I received the following from Dave Scott – “did a quick impromptu roost last night on the boardwalk for swallows. Minute I arrived could see the reedbed was buzzing with them feeding. Must have been a hatch of something. Literally tens of thousands filled the whole valley from the ground to hundreds of feet up! Anyway closed nets rapido as they started to go in but still ended up ringing 89 in total. Only six adults in that batch. Had zero bycatch of warblers so think most of the Reed and Sedge are gone now.”
A glorious, calm morning greeted me today with temperatures that would have been described as an “Indian summer” back in the days when the climate was more stable. Bird-wise, things were less favourable, although at least three Spotted Flycatchers and a Siskin indicated that there had been some passage overnight. Despite my best efforts these managed to avoid the nets all morning as did many of the other species present. I was expecting to pack up early again with only eighteen birds ringed in the first two hours. Unusually however, things picked up later in the morning and the total ended up at 50 birds, 47 of which were new: 15 Blackcap, 1 Cetti’s Warbler, 19 Chiffchaff, 1 Dunnock, 2 Goldcrest, 1 Greenfinch, 1 Great Tit, 5 Meadow Pipit and 4 Wren.

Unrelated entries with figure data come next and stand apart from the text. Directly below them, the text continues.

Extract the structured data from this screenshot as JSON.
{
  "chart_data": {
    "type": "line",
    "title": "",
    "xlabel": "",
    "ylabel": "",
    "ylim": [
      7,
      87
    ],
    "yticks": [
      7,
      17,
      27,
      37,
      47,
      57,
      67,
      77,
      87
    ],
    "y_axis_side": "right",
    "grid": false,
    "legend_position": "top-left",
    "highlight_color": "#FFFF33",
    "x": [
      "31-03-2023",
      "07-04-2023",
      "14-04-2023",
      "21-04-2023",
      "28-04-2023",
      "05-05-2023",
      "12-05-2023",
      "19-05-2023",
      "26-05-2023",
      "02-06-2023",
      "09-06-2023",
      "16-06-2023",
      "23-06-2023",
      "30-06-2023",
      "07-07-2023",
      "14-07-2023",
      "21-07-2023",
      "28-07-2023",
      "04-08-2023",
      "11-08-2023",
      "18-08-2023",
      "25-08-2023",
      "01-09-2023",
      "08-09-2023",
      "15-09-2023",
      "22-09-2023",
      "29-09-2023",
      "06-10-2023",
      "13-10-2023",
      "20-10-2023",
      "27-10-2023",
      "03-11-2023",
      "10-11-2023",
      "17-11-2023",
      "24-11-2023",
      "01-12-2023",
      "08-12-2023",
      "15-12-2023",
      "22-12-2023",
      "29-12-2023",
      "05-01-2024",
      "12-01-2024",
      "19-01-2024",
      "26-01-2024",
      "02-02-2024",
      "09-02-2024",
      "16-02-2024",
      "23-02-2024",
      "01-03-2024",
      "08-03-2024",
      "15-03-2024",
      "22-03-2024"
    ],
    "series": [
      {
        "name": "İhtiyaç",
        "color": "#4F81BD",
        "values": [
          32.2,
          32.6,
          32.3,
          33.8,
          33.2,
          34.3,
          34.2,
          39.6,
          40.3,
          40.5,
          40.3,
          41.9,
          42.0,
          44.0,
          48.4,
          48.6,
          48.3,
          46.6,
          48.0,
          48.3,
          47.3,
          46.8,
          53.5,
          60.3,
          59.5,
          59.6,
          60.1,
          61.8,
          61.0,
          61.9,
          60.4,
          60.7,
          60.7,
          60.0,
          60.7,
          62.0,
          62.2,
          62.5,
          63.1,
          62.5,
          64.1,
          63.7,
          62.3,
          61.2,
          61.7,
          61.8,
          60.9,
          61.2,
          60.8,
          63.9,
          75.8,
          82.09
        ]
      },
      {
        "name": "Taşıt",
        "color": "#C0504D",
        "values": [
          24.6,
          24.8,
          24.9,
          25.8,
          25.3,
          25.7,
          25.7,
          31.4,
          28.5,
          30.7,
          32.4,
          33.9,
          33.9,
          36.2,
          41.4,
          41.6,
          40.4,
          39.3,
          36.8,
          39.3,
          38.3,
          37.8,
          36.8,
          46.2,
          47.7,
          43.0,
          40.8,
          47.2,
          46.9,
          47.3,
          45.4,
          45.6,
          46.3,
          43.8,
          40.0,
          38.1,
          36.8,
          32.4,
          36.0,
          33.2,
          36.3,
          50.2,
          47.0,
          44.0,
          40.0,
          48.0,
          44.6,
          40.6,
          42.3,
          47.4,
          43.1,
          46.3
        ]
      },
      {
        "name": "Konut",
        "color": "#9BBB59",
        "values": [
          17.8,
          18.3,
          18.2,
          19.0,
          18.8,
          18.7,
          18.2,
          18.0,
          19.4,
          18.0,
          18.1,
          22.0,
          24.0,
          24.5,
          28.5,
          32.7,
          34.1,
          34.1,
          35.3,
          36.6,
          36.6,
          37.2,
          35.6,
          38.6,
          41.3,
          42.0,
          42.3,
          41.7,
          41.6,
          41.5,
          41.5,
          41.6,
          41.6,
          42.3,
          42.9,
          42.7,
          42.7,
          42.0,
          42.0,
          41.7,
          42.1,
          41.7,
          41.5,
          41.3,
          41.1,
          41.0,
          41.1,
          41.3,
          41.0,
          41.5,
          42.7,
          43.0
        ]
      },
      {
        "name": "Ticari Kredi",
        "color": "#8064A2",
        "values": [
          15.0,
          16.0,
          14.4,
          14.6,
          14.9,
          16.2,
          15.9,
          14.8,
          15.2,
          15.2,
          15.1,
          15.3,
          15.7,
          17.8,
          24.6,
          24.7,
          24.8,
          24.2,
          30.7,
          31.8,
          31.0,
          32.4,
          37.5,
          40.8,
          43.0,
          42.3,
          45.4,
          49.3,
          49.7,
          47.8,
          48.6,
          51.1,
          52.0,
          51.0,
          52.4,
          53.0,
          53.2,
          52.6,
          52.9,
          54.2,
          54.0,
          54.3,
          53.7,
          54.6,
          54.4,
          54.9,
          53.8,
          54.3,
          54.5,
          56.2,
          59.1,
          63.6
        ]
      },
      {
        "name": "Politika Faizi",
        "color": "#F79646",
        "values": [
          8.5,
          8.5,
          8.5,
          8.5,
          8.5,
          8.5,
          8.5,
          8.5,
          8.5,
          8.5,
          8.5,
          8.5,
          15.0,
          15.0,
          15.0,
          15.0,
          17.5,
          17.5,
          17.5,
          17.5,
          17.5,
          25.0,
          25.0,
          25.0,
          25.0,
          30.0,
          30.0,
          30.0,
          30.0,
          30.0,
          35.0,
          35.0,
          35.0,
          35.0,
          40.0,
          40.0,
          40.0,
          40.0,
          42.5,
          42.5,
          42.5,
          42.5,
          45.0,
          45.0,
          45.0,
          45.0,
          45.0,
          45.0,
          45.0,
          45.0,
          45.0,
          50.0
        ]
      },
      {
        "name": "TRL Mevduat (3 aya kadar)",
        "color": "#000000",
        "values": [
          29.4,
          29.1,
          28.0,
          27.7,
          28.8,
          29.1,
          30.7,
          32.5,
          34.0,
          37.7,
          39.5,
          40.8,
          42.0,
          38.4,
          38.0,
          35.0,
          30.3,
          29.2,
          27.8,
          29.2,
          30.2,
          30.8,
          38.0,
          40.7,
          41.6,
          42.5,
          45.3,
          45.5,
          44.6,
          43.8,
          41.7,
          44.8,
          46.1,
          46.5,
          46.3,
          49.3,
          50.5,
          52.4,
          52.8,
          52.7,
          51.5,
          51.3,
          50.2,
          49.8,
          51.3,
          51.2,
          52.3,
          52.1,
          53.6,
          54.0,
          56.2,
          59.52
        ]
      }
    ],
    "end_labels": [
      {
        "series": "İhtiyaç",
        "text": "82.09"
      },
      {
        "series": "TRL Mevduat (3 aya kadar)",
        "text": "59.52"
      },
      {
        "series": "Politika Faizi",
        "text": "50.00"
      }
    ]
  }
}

I think it is fair to say that autumn migration at SML this year has been less than spectacular with lower numbers and less variety than usual. So much so that it has taken me five days to summon up the enthusiasm to document my visit last Saturday when just 34 new birds were ringed: 3 Blackbird, 15 Blackcap, 1 Bullfinch, 4 Chiffchaff, 2 Dunnock, 2 Reed Warbler, 2 Robin, 2 Sedge Warbler, 2 Willow Warbler and 1 Wren.
Today started more promisingly with around 40 Blackcap and 30 Chiffchaff on site. The second bird in the net was a female Firecrest, the earliest autumn bird I have trapped at SML. After a brisk start things suddenly deteriorated when a tanker turned up at the STW at 8am and pumped very noisily for the next four hours, driving all the birds out of the area and forcing me to pack up at 11. The final total was just 36 new birds: 15 Blackcap, 1 Chaffinch, 9 Chiffchaff, 3 Dunnock, 1 Firecrest, 1 Reed Warbler, 5 Sedge Warbler and a Tree Pipit.
August has been a month of extremes with a heatwave at the start, followed rather unseasonally by two named storms, and concluding with one of the coldest bank holidays on record. It certainly felt more like the end of October when I arrived this morning. With the weather so unsettled and a busy diary I have to grab whatever opportunity arises to ring at South Milton but the heavy rain since my last visit had flattened a lot of vegetation into Marsh Ride, which had to be cleared before I could get the nets up. It always seems to take longer than I expect and what should be a thirty-minute job can sometimes take nearly an hour.
Nevertheless, with sunrise at 06:30, the first birds were being processed by 07:30. Nothing spectacular to report with the reedbed proving particularly quiet. However, the nets around the perimeter were more productive producing a steady catch of, mostly male, Blackcaps together with a few Willow Warblers and Chiffs. Highlights of the day were two Tree Pipits, my first Whitethroat for the year and a single juvenile Linnet caught in the reedbed!
On a non-avian note, I spotted a new plant species for the reserve, growing out of one of the perimeter paths, Cyperus eragrostis or Pale Galingale, a non-native garden escape.
58 new birds of 12 species: 28 Blackcap, 1 Blue Tit, 5 Chiffchaff, 1 Dunnock, 1 Linnet, 6 Reed Warbler, 1 Robin, 1 Sedge Warbler, 2 Tree Pipit, 1 Whitethroat, 7 Willow Warbler and 4 Wren.